If you insist on working with printed pages, you could prevent doing (much) manual work returning the files if you either:

  1. Keep track of the order of the printed files, correct them, put them in a batch scanner and automatically return the corrected files. Though I could imagine this is not an option due to risk of mixing files due to scanner/printing glitches.

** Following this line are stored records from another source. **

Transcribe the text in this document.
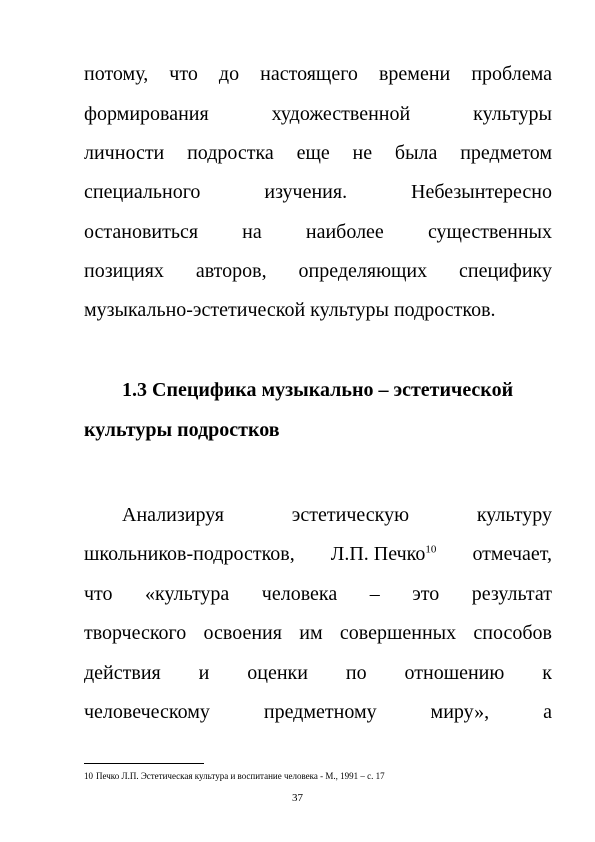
потому, что до настоящего времени проблема
формирования	художественной	культуры
личности подростка еще не была предметом
специального	изучения.	Небезынтересно
остановиться на наиболее существенных
позициях авторов, определяющих специфику
музыкально-эстетической культуры подростков.
1.3 Специфика музыкально – эстетической
культуры подростков
Анализируя	эстетическую	культуру
школьников-подростков, Л.П. Печко$^{10}$ отмечает,
что «культура человека – это результат
творческого освоения им совершенных способов
действия и оценки по отношению к
человеческому	предметному	миру»,	а
10 Печко Л.П. Эстетическая культура и воспитание человека - М., 1991 – с. 17
37
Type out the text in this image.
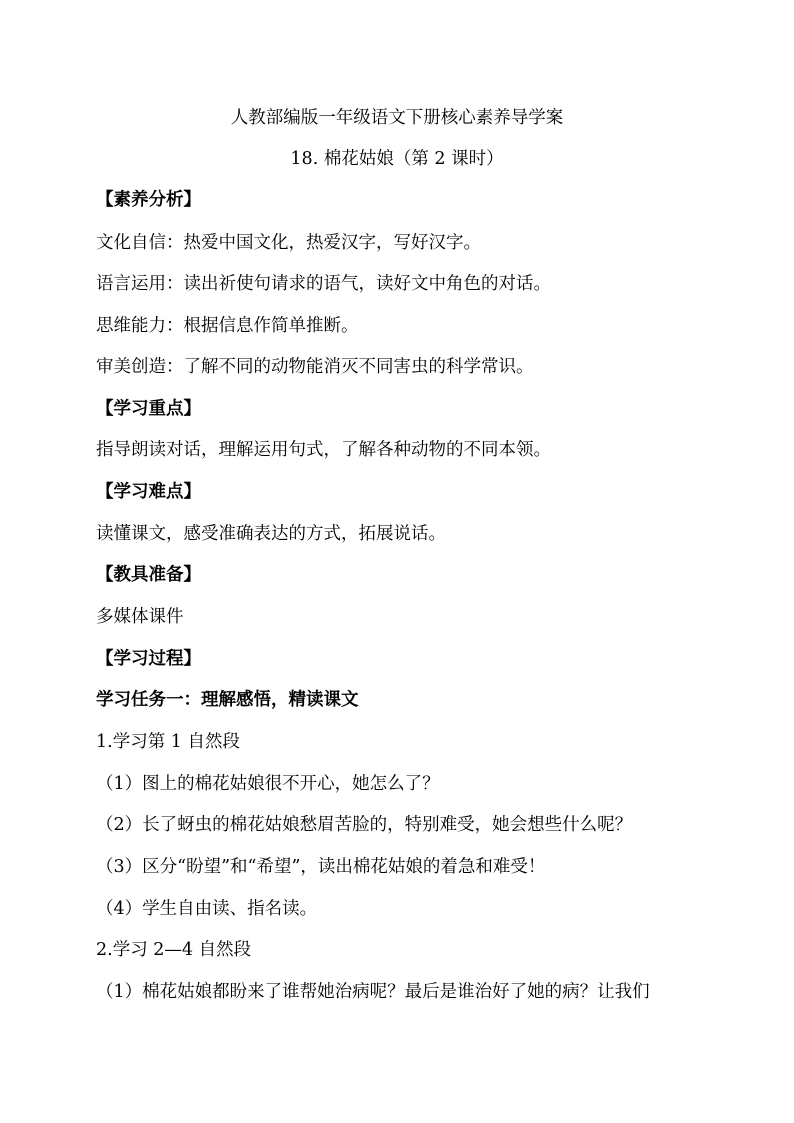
人教部编版一年级语文下册核心素养导学案
18. 棉花姑娘（第 2 课时）
【素养分析】
文化自信：热爱中国文化，热爱汉字，写好汉字。
语言运用：读出祈使句请求的语气，读好文中角色的对话。
思维能力：根据信息作简单推断。
审美创造：了解不同的动物能消灭不同害虫的科学常识。
【学习重点】
指导朗读对话，理解运用句式，了解各种动物的不同本领。
【学习难点】
读懂课文，感受准确表达的方式，拓展说话。
【教具准备】
多媒体课件
【学习过程】
学习任务一：理解感悟，精读课文
1.学习第 1 自然段
（1）图上的棉花姑娘很不开心，她怎么了？
（2）长了蚜虫的棉花姑娘愁眉苦脸的，特别难受，她会想些什么呢？
（3）区分“盼望”和“希望”，读出棉花姑娘的着急和难受！
（4）学生自由读、指名读。
2.学习 2—4 自然段
（1）棉花姑娘都盼来了谁帮她治病呢？最后是谁治好了她的病？让我们
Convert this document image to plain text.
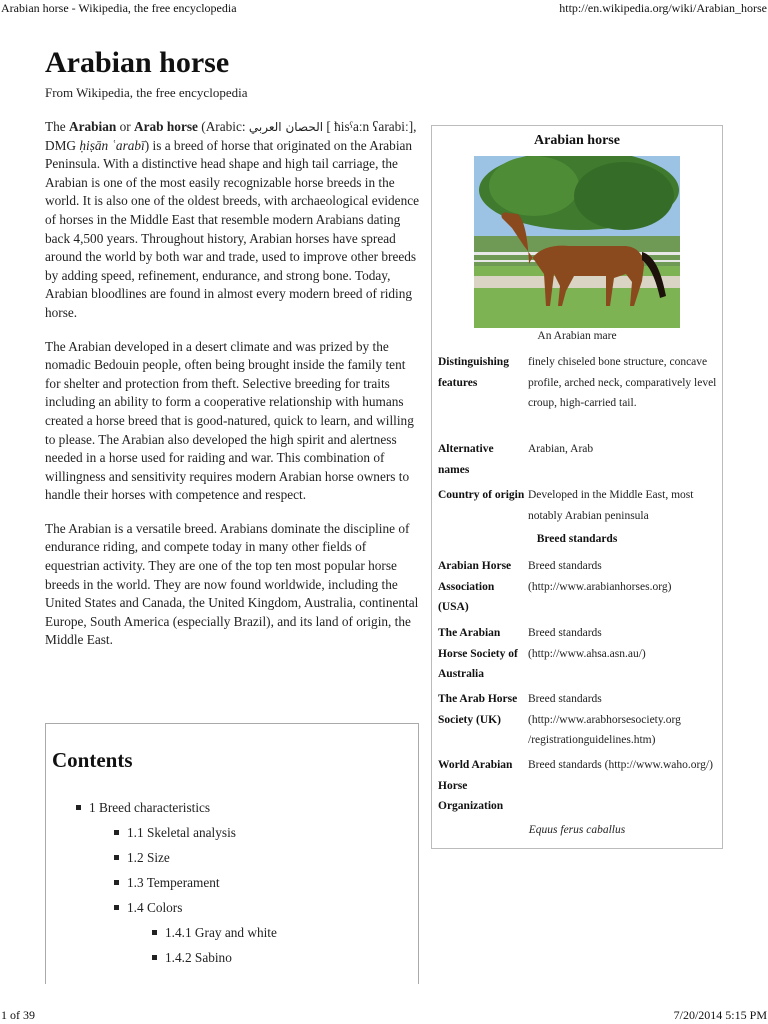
Arabian horse - Wikipedia, the free encyclopedia	http://en.wikipedia.org/wiki/Arabian_horse
Arabian horse
From Wikipedia, the free encyclopedia

The Arabian or Arab horse (Arabic: الحصان العربي [ ħisˤaːn ʕarabiː], DMG ḥiṣān ʿarabī) is a breed of horse that originated on the Arabian Peninsula. With a distinctive head shape and high tail carriage, the Arabian is one of the most easily recognizable horse breeds in the world. It is also one of the oldest breeds, with archaeological evidence of horses in the Middle East that resemble modern Arabians dating back 4,500 years. Throughout history, Arabian horses have spread around the world by both war and trade, used to improve other breeds by adding speed, refinement, endurance, and strong bone. Today, Arabian bloodlines are found in almost every modern breed of riding horse.

The Arabian developed in a desert climate and was prized by the nomadic Bedouin people, often being brought inside the family tent for shelter and protection from theft. Selective breeding for traits including an ability to form a cooperative relationship with humans created a horse breed that is good-natured, quick to learn, and willing to please. The Arabian also developed the high spirit and alertness needed in a horse used for raiding and war. This combination of willingness and sensitivity requires modern Arabian horse owners to handle their horses with competence and respect.

The Arabian is a versatile breed. Arabians dominate the discipline of endurance riding, and compete today in many other fields of equestrian activity. They are one of the top ten most popular horse breeds in the world. They are now found worldwide, including the United States and Canada, the United Kingdom, Australia, continental Europe, South America (especially Brazil), and its land of origin, the Middle East.

Contents
1 Breed characteristics
1.1 Skeletal analysis
1.2 Size
1.3 Temperament
1.4 Colors
1.4.1 Gray and white
1.4.2 Sabino
Arabian horse
An Arabian mare
Distinguishing features
finely chiseled bone structure, concave profile, arched neck, comparatively level croup, high-carried tail.
Alternative names
Arabian, Arab
Country of origin Developed in the Middle East, most notably Arabian peninsula
Breed standards
Arabian Horse Association (USA)
Breed standards (http://www.arabianhorses.org)
The Arabian Horse Society of Australia
Breed standards (http://www.ahsa.asn.au/)
The Arab Horse Society (UK)
Breed standards (http://www.arabhorsesociety.org /registrationguidelines.htm)
World Arabian Horse Organization
Breed standards (http://www.waho.org/)
Equus ferus caballus
1 of 39	7/20/2014 5:15 PM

  2. Another option could be to print a qr code on the page,print the pages, correct the pages put the corrected papers back into a batch scanner, and process the images using a qr decoder to allocate the files accordingly, this way you are (almost, depending on how good the qr scanner is) certain that the correct corrected papers are returned to the right students. You could also get a notification on the papers that were not scanned correctly since you know how many you printed and hence should scan.
  3. If you don't want to be searching for a place to put the qr code in their paper, you could give the students a latex template, or convert their code into a latex template with a qr code belonging to their study number.

In my experience pyzbar can be a bit tedious to set up but I found it to practically work identifying qr codes in printed- and scanned pages. Not claiming this is the best solution, I think there would be easier solutions and like DarcyThomas answer better.